The work begins with “scraping” the internet, social media, and the dark web to build profiles on CEOs, execs, and IT managers. Maybe an admin is posting about a brand-new authentication technology that Deros can tinker with. Maybe a CEO is on vacation and the team can use that detail in a help-desk call that results in some high-profile credentials.

The efforts are all part of the penetration test—a practice many security experts recommend annually and one that demonstrates an organization’s risks and exposures. Companies pen-test for multiple reasons, including to prioritize fixes, support a vulnerability management program, and meet compliance standards.

But at some point the movie ends, and the job goes from penetration to presentation.

While hired hackers require creativity and technical skills to find security flaws, pen testers who spoke with IT Brew also praised the importance of communicating findings clearly to execs with a range of technical knowledge. Presenting the risk is as valuable to an organization as finding a crafty way in.

“It’s not just finding the vulnerability,” said Alberto Rodriguez, managing security consultant at GuidePoint Security. “It’s really showcasing the impact.”

Reporting for duty. Deros creates two reports: a description of vulnerabilities found and exploited (geared toward the IT teams and CISOs who understand them) and an executive summary that’s more anecdotal than technical—i.e., Here’s what we found, and here’s how it can affect your company.

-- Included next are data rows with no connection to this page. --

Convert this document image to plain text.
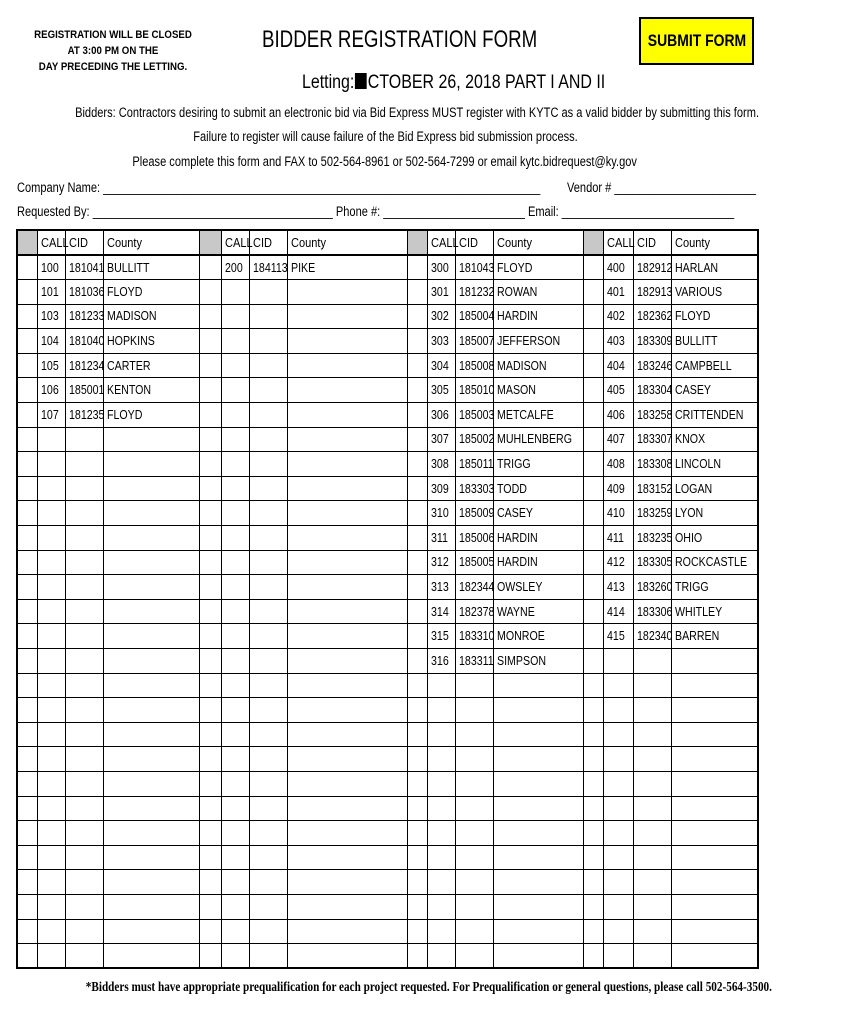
REGISTRATION WILL BE CLOSED
AT 3:00 PM ON THE
DAY PRECEDING THE LETTING.
BIDDER REGISTRATION FORM	SUBMIT FORM
Letting: CTOBER 26, 2018 PART I AND II
Bidders: Contractors desiring to submit an electronic bid via Bid Express MUST register with KYTC as a valid bidder by submitting this form.
Failure to register will cause failure of the Bid Express bid submission process.
Please complete this form and FAX to 502-564-8961 or 502-564-7299 or email kytc.bidrequest@ky.gov
Company Name: _______________________________________________________________________ Vendor # _______________________
Requested By: _______________________________________ Phone #: _______________________ Email: ____________________________
	CALL	CID	County		CALL	CID	County		CALL	CID	County		CALL	CID	County
	100	181041	BULLITT		200	184113	PIKE		300	181043	FLOYD		400	182912	HARLAN
	101	181036	FLOYD						301	181232	ROWAN		401	182913	VARIOUS
	103	181233	MADISON						302	185004	HARDIN		402	182362	FLOYD
	104	181040	HOPKINS						303	185007	JEFFERSON		403	183309	BULLITT
	105	181234	CARTER						304	185008	MADISON		404	183246	CAMPBELL
	106	185001	KENTON						305	185010	MASON		405	183304	CASEY
	107	181235	FLOYD						306	185003	METCALFE		406	183258	CRITTENDEN
									307	185002	MUHLENBERG		407	183307	KNOX
									308	185011	TRIGG		408	183308	LINCOLN
									309	183303	TODD		409	183152	LOGAN
									310	185009	CASEY		410	183259	LYON
									311	185006	HARDIN		411	183235	OHIO
									312	185005	HARDIN		412	183305	ROCKCASTLE
									313	182344	OWSLEY		413	183260	TRIGG
									314	182378	WAYNE		414	183306	WHITLEY
									315	183310	MONROE		415	182340	BARREN
									316	183311	SIMPSON				

*Bidders must have appropriate prequalification for each project requested. For Prequalification or general questions, please call 502-564-3500.
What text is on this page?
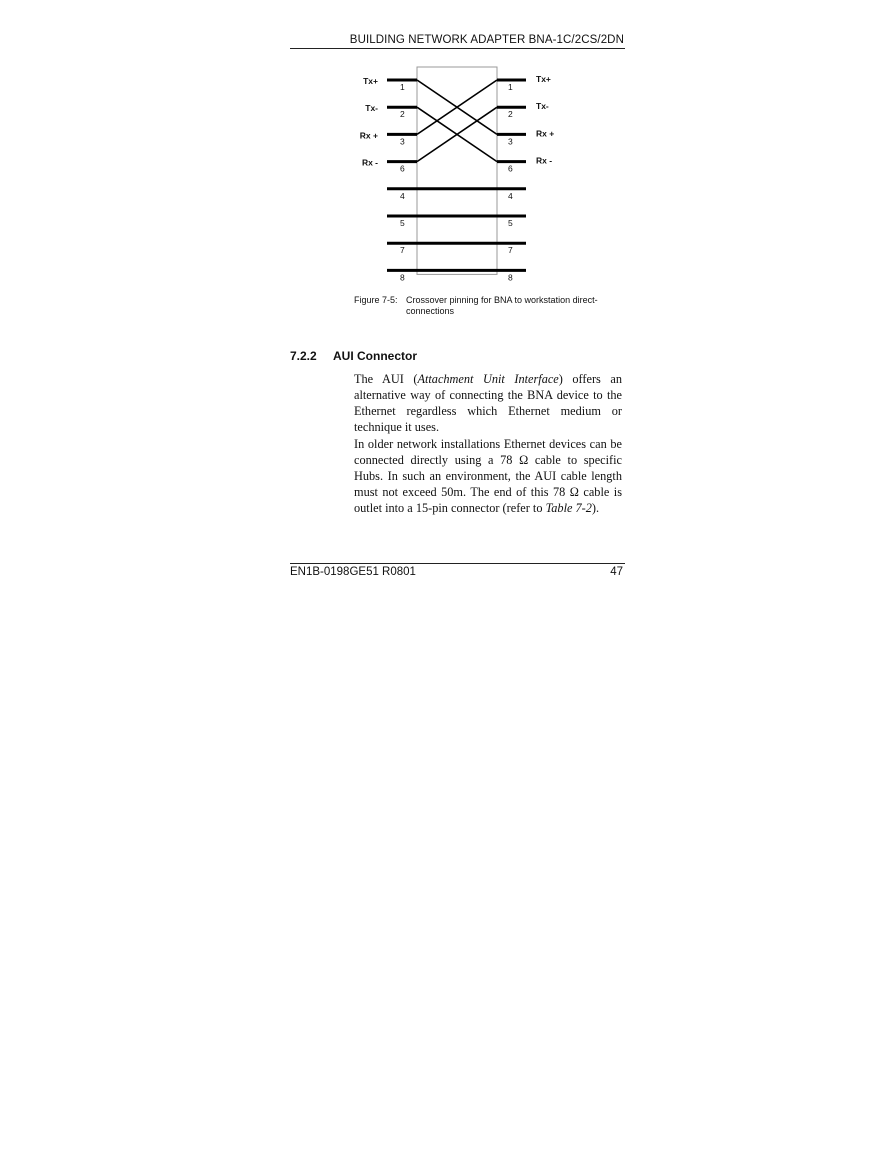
BUILDING NETWORK ADAPTER BNA-1C/2CS/2DN
1	1
2	2
3	3
6	6
4	4
5	5
7	7
8	8
Tx+
Tx-
Rx +
Rx -
Tx+
Tx-
Rx +
Rx -
Figure 7-5: Crossover pinning for BNA to workstation direct-connections
7.2.2 AUI Connector
The AUI (Attachment Unit Interface) offers an alternative way of connecting the BNA device to the Ethernet regardless which Ethernet medium or technique it uses.
In older network installations Ethernet devices can be connected directly using a 78 Ω cable to specific Hubs. In such an environment, the AUI cable length must not exceed 50m. The end of this 78 Ω cable is outlet into a 15-pin connector (refer to Table 7-2).
EN1B-0198GE51 R0801	47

The latter presentation calls for effective communication:

  • Show your work. Don’t lead with the highly technical details of a flaw—show the loot. “Instead of saying, ‘Hey, we found an open port with an XYZ vulnerability; we got domain admin; I can tell them, ‘Hey, we exploited XYZ vulnerability on this port. Not only did we get domain admin, but we were able to exfiltrate copies of your secret recipe and get employee W2s. Now we’re communicating risk efficiently,” said Jonathan Broche, director of penetration testing at MorganFranklin Consulting. It’s not about communicating the details of the bug, but articulating the broken business process that enabled the bug, Rodriguez said.
  • Stay organized. Broche uses a spreadsheet that contains a finding, an IP address tied to that finding, and a recommendation, like replacing the hackable web-traffic encryption standard SSL 3.0 with TLS 1.2.
  • Practice. Even in front of a mirror, Rodriguez said, to effectively articulate risks to a large group with varying technical levels.

While none of the pen-test pros said they experienced blowups from clients, findings can occasionally lead to defensiveness and disbelief from execs. Ultimately, a pen tester needs to have a skill that’s not easily acquired: customer service.

“We’re ethical hackers, but we’re consultants first,” Broche told IT Brew.

Hacking, after all, isn’t like the movies.